The Australian Energy Regulator (AER) has extended the timeframe for making a decision on the dispute raised by the Wunelli Pty Ltd. (Wunelli) in relation to TransGrid’s ‘Reinforcing the NSW Southern Shared Network’ (Humelink) regulatory investment test for transmission (RIT-T).
Under the dispute resolution framework set out in the National Electricity Rules (NER), the AER has 40 calendar days to make a decision on the dispute. This can be extended by up to 60 days to account for the complexity of the issues involved. An automatic extension of time is also provided to account for the time taken for the RIT-T proponent or disputing party to provide information requested by the AER.
Following the extension, the AER is now due to make a decision by 24 November 2021. However the AER is endeavouring to finalise the dispute resolution process as early as possible.
On 16 August 2021, Wunelli lodged a dispute with the AER under Clause 5.16B of the NER on the grounds that it believes the Humelink RIT-T Project Assessment Conclusions Report (PACR) fails to identify and consider all credible options to address the network need. In particular, the dispute notice outlined that:
- there are other network distinct configurations of the preferred option, each having materially different route lengths, geographic or environmental risks, construction costs and network benefits, and also differing in their relationship to existing assets;
- Wunelli considers TransGrid has provided insufficient transparency about the double circuit configuration of the preferred option.
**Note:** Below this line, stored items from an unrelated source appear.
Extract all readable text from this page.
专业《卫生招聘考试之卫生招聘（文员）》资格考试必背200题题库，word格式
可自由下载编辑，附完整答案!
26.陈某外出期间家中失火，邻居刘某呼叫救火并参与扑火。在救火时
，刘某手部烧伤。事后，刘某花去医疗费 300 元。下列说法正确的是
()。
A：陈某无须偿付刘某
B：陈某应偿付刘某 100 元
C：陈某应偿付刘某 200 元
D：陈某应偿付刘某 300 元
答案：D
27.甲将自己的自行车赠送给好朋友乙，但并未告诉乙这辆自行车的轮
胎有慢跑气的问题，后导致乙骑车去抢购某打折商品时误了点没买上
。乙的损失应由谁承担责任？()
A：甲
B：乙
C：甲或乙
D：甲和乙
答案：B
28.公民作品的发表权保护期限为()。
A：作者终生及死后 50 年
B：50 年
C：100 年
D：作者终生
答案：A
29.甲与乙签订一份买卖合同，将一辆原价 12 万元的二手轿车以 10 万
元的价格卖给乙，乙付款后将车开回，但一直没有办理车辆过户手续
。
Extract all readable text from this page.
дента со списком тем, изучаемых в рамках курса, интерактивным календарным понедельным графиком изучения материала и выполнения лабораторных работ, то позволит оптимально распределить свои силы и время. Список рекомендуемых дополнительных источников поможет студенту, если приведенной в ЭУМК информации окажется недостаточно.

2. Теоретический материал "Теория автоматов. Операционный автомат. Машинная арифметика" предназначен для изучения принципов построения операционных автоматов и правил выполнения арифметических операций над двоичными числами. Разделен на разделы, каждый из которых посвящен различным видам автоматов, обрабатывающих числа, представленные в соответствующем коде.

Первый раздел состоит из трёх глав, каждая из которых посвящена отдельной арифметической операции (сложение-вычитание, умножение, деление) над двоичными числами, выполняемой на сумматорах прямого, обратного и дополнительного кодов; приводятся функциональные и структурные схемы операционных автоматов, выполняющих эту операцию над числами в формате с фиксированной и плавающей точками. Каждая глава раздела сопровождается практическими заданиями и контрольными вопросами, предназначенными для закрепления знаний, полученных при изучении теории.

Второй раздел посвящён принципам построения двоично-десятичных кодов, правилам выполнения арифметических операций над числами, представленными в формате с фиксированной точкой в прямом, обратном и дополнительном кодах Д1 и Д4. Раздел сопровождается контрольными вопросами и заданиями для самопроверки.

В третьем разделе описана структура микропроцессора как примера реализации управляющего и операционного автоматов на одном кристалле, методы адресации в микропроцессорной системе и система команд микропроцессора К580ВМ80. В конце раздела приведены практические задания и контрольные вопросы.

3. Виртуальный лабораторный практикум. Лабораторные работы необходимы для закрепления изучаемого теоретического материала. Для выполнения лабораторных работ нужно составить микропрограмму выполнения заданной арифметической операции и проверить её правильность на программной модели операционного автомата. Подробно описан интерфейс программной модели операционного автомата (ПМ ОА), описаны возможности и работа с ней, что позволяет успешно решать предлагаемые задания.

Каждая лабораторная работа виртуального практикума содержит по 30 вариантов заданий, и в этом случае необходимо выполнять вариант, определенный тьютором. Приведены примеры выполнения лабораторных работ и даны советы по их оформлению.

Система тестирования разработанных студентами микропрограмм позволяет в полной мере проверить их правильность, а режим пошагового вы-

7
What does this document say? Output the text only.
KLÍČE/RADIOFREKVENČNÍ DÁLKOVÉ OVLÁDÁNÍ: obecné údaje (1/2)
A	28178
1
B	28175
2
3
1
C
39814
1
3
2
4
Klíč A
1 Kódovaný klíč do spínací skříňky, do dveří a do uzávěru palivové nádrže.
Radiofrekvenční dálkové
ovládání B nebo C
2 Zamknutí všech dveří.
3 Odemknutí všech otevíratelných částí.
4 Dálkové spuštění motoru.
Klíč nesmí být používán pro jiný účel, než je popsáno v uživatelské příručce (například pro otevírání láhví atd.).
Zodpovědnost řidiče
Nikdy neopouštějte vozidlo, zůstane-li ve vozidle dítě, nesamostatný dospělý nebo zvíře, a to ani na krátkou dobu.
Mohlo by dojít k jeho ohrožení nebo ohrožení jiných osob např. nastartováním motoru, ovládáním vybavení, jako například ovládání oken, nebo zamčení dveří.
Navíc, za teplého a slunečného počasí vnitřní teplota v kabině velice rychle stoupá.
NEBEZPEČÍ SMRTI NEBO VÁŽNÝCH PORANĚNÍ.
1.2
The RIT–T is a cost‒benefit analysis that transmission businesses apply before making network investments in excess of $6 million. The purpose of the RIT–T is to identify the network or non-network investment option with the highest net economic benefits across the National Electricity Market. This promotes efficient investment decisions and helps ensure that consumers pay no more than necessary for electricity network infrastructure.
Our role in the dispute resolution process is to assess the transmission business’s compliance with the RIT‒T and NER rather than to undertake a full merits review. Where instances of non-compliance are identified, the AER may, as part of its determination, direct the RIT-T proponent to amend its final report to ensure the RIT-T is applied in accordance with the requirements of the NER.